Правление династии Дауфериди (861—978)

Приход к власти Дауфериди принёс Салерно стабильность и процветание. Единственной потерей стало окончательное обособление княжества Капуя: в 862 году капуанский правитель Пандо стал независимым и принял титул князя. За 117 лет у власти сменилось всего четыре князя: Гвефер, Гвемар I, Гвемар II и Гизульф I.

Первый из Дауферили Гвефер (861880) вёл себя как независимый государь, вступая даже в союзы с арабами, хотя формально был вассалом Западной империи. В 880 году Гвемер был смещён своим сыном Гвемаром I и ушёл в монастырь.

Хроники представляют Гвемара I (880—900/901) деспотичным и непопулярным правителем. Он расторг традиционный союз с арабами и сблизился с императором Карлом II Лысым. В 887 году Гвемар I в очередной раз сменил ориентацию княжества, признав себя вассалом Византии. В 900/901 году сын Гвемара I — Гвемар II вынудил отца постричься в монастыре Сан-Массимо и вступил на престол.

Гвемар II (900/901—946) в отличие от отца был популярным и, по мнению хронистов, благочестивым правителем. В своём княжестве он реформировал монастыри по клюнийскому образцу.
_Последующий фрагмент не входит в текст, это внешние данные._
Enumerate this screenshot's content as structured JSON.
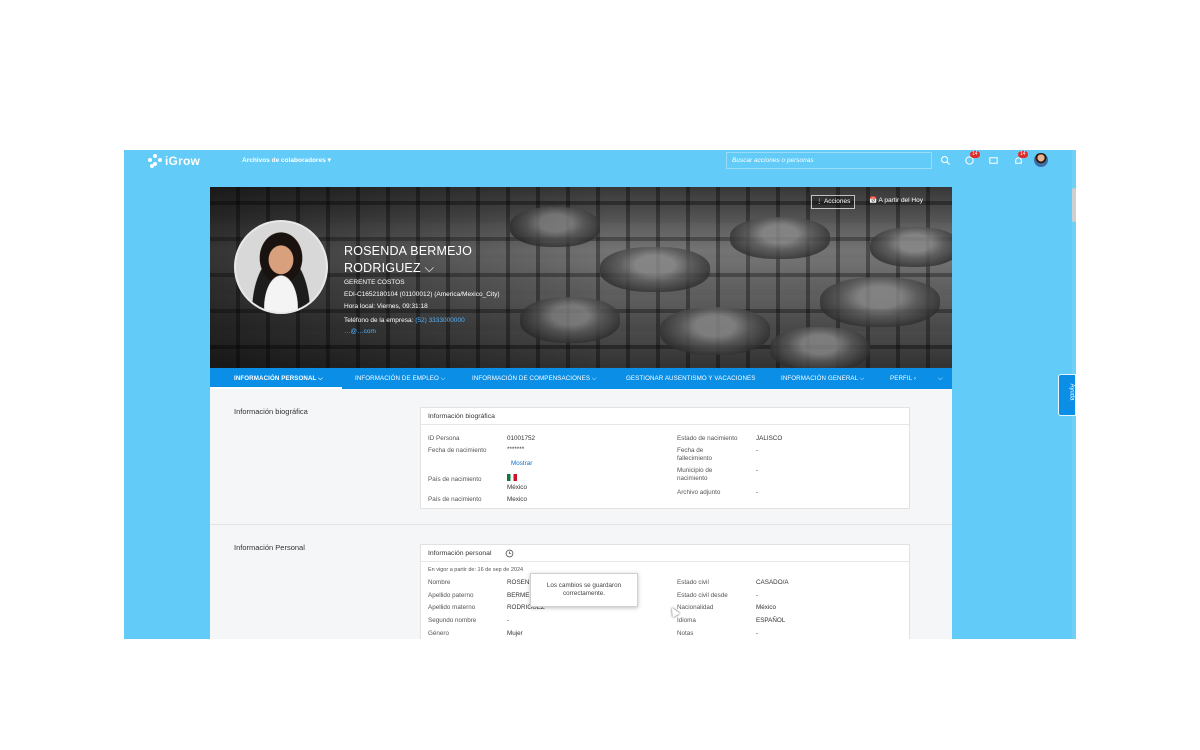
{
  "topbar": {
    "app_name": "iGrow",
    "menu_label": "Archivos de colaboradores ▾",
    "search_placeholder": "Buscar acciones o personas",
    "notification_count": "14",
    "alerts_count": "14"
  },
  "profile": {
    "name_line1": "ROSENDA BERMEJO",
    "name_line2": "RODRIGUEZ ⌵",
    "job_title": "GERENTE COSTOS",
    "employee_line": "EDI-C1652180104 (01100012) (America/Mexico_City)",
    "local_time": "Hora local: Viernes, 09:31:18",
    "phone_label": "Teléfono de la empresa:",
    "phone_value": "(52) 3333000000",
    "email_value": "…@…com",
    "actions_button": "⋮ Acciones",
    "date_button": "📅 A partir del Hoy"
  },
  "tabs": [
    {
      "label": "INFORMACIÓN PERSONAL ⌵"
    },
    {
      "label": "INFORMACIÓN DE EMPLEO ⌵"
    },
    {
      "label": "INFORMACIÓN DE COMPENSACIONES ⌵"
    },
    {
      "label": "GESTIONAR AUSENTISMO Y VACACIONES"
    },
    {
      "label": "INFORMACIÓN GENERAL ⌵"
    },
    {
      "label": "PERFIL ›"
    },
    {
      "label": "⌵"
    }
  ],
  "bio": {
    "section_label": "Información biográfica",
    "panel_title": "Información biográfica",
    "id_label": "ID Persona",
    "id_value": "01001752",
    "dob_label": "Fecha de nacimiento",
    "dob_value": "*******",
    "show_link": "Mostrar",
    "country_label": "País de nacimiento",
    "country_value": "México",
    "country2_label": "País de nacimiento",
    "country2_value": "Mexico",
    "state_label": "Estado de nacimiento",
    "state_value": "JALISCO",
    "death_label_1": "Fecha de",
    "death_label_2": "fallecimiento",
    "death_value": "-",
    "muni_label_1": "Municipio de",
    "muni_label_2": "nacimiento",
    "muni_value": "-",
    "attach_label": "Archivo adjunto",
    "attach_value": "-"
  },
  "personal": {
    "section_label": "Información Personal",
    "panel_title": "Información personal",
    "effective": "En vigor a partir de: 16 de sep de 2024",
    "nombre_label": "Nombre",
    "nombre_value": "ROSEN",
    "paterno_label": "Apellido paterno",
    "paterno_value": "BERME",
    "materno_label": "Apellido materno",
    "materno_value": "RODRIGUEZ",
    "segundo_label": "Segundo nombre",
    "segundo_value": "-",
    "genero_label": "Género",
    "genero_value": "Mujer",
    "civil_label": "Estado civil",
    "civil_value": "CASADO/A",
    "civil_desde_label": "Estado civil desde",
    "civil_desde_value": "-",
    "nacionalidad_label": "Nacionalidad",
    "nacionalidad_value": "México",
    "idioma_label": "Idioma",
    "idioma_value": "ESPAÑOL",
    "notas_label": "Notas",
    "notas_value": "-"
  },
  "toast": {
    "line1": "Los cambios se guardaron",
    "line2": "correctamente."
  },
  "help_tab": "Ayuda",
  "colors": {
    "background": "#62cbf7",
    "tabbar": "#0a8ee6",
    "badge": "#e02b2b",
    "link": "#4fb3ff"
  }
}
В союзе с Византией и соседними государствами Гвемар II принял участие в войне с арабами, завершившейся триумфальной битвой при Гарильяно (915 год). В течение всего правления Гвемар поддерживал дружеские отношения с Византией, Беневенто и Капуей. В 943 году он провозгласил своего сына Гизульфа I своим соправителем, обеспечив, впервые в истории княжества, мирный переход власти в 946 году.

Воцарение Гизульфа I (946—978) было оспорено соседями — Иоанном III Неаполитанским и Ландульфом II Беневентским. Гизульфа I спас союз с Амальфи, герцог которого разбил врагов Салерно. В течение последующих лет Гизульф I оставался верным союзником Византии и даже направил армию против папы, пытавшегося устранить беневентского князя Пандульфа I. Вмешательство Гизульфа помогло Пандульфу сохранить трон, что сделало его верным союзником Салерно впоследствии. В 974 году Гизульф был изгнан из Салерно, но был восстановлен в своих правах Пандульфом. Поскольку Гизульф I не оставил сыновей, наследником его стал Пандульф I Железная рука.
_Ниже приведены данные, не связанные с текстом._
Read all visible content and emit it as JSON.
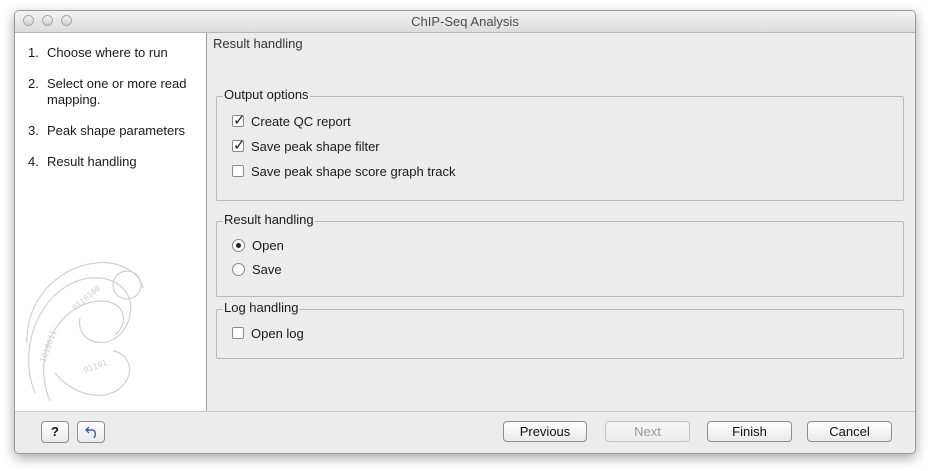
{
  "window": {
    "title": "ChIP-Seq Analysis"
  },
  "steps": [
    {
      "num": "1.",
      "label": "Choose where to run"
    },
    {
      "num": "2.",
      "label": "Select one or more read mapping."
    },
    {
      "num": "3.",
      "label": "Peak shape parameters"
    },
    {
      "num": "4.",
      "label": "Result handling"
    }
  ],
  "main": {
    "heading": "Result handling",
    "output_options": {
      "legend": "Output options",
      "items": [
        {
          "label": "Create QC report",
          "checked": true
        },
        {
          "label": "Save peak shape filter",
          "checked": true
        },
        {
          "label": "Save peak shape score graph track",
          "checked": false
        }
      ]
    },
    "result_handling": {
      "legend": "Result handling",
      "options": [
        {
          "label": "Open",
          "selected": true
        },
        {
          "label": "Save",
          "selected": false
        }
      ]
    },
    "log_handling": {
      "legend": "Log handling",
      "items": [
        {
          "label": "Open log",
          "checked": false
        }
      ]
    }
  },
  "footer": {
    "help": "?",
    "reset_icon": "undo-arrow-icon",
    "previous": "Previous",
    "next": "Next",
    "finish": "Finish",
    "cancel": "Cancel"
  }
}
Салерно под властью соседей

После смерти бездетного Гизульфа I (978 год) Салерно стало частью владений беневентского князя Пандульфа I, а после смерти последнего в 981 году перешло к его сыну Пандульфу II. Слабостью последнего воспользовались амальфитанцы, и герцог Амальфи Мансо I стал следующим князем Салерно.

Правление «иностранцев» было непопулярным, и в 983 году они были изгнаны из Салерно. Новым князем стал местный уроженец Иоанн II, сын Ламберта, основавший династию, правившую княжеством вплоть до его падения (983-1078).

Расцвет и падение княжества

При ближайших наследниках Иоанна II Гвемаре III Гвемаре IV княжество Салерно достигло своего расцвета.

Гвемар III (9941027) поддерживал лангобардских мятежников во главе с Мелусом, дважды (10091011, 10171018) поднимавших восстание в Апулии против византийского господства. После поражения обоих восстаний Гвемар III демонстративно выказывал лояльность к Византии. Одновременно Гвемар III поддерживал самого одиозного южноитальянского правителя — Пандульфа IV, князя Капуи — и породнился с ним. В результате Пандульф IV объединил под своей властью все мелкие государства Южной Италии, кроме самого Салерно.

После смерти Гвемара III его сын Гвемар IV (10271052) стал тяготиться тиранией Пандульфа IV. Гвемар IV обратился за помощью одновременно к двум императорам Конраду II и Михаилу IV, но откликнулся только западный император. В результате кампании 1038 года Пандульф IV был лишён всех владений, а Гвемар IV объединил Салерно и Капую, а прибрежные герцогства Неаполь и Амальфи признали его верховную власть. В обмен на это, Гвемар IV признал себя вассалом Конрада II.

После 1038 года Гвемар IV стал признанным лидером Южной Италии и принял титул герцога Апулии и Калабрии. С его ведома и одобрения нормандцы, вассалы Гвемара, начали кампанию по вытеснению византийцев из Апулии. Могуществу Гвемара IV был положен конец в 1047 году, когда новый император Генрих III лишил его титула герцога Апулии, вернул Капую Пандульфу IV и превратил нормандских вождей в своих непосредственных вассалов. В 1052 году Гвемар IV был убит, и лишь при поддержке нормандцев его сыну Гизульфу II (1052—1078) удалось взойти на престол.

По мере роста могущества нормандцев княжество Салерно слабело. Гизульф II безуспешно вступал в военные конфликты с соседями, пока в 1077 году его зять Роберт Гвискар не осадил Салерно. В декабре 1077 года Салерно был взят Гвискаром, а в январе 1078 года осаждённый в салернской цитадели Гизульф II капитулировал. Княжество Салерно прекратило существование и вошло в нормандское герцогство Апулия и Калабрия.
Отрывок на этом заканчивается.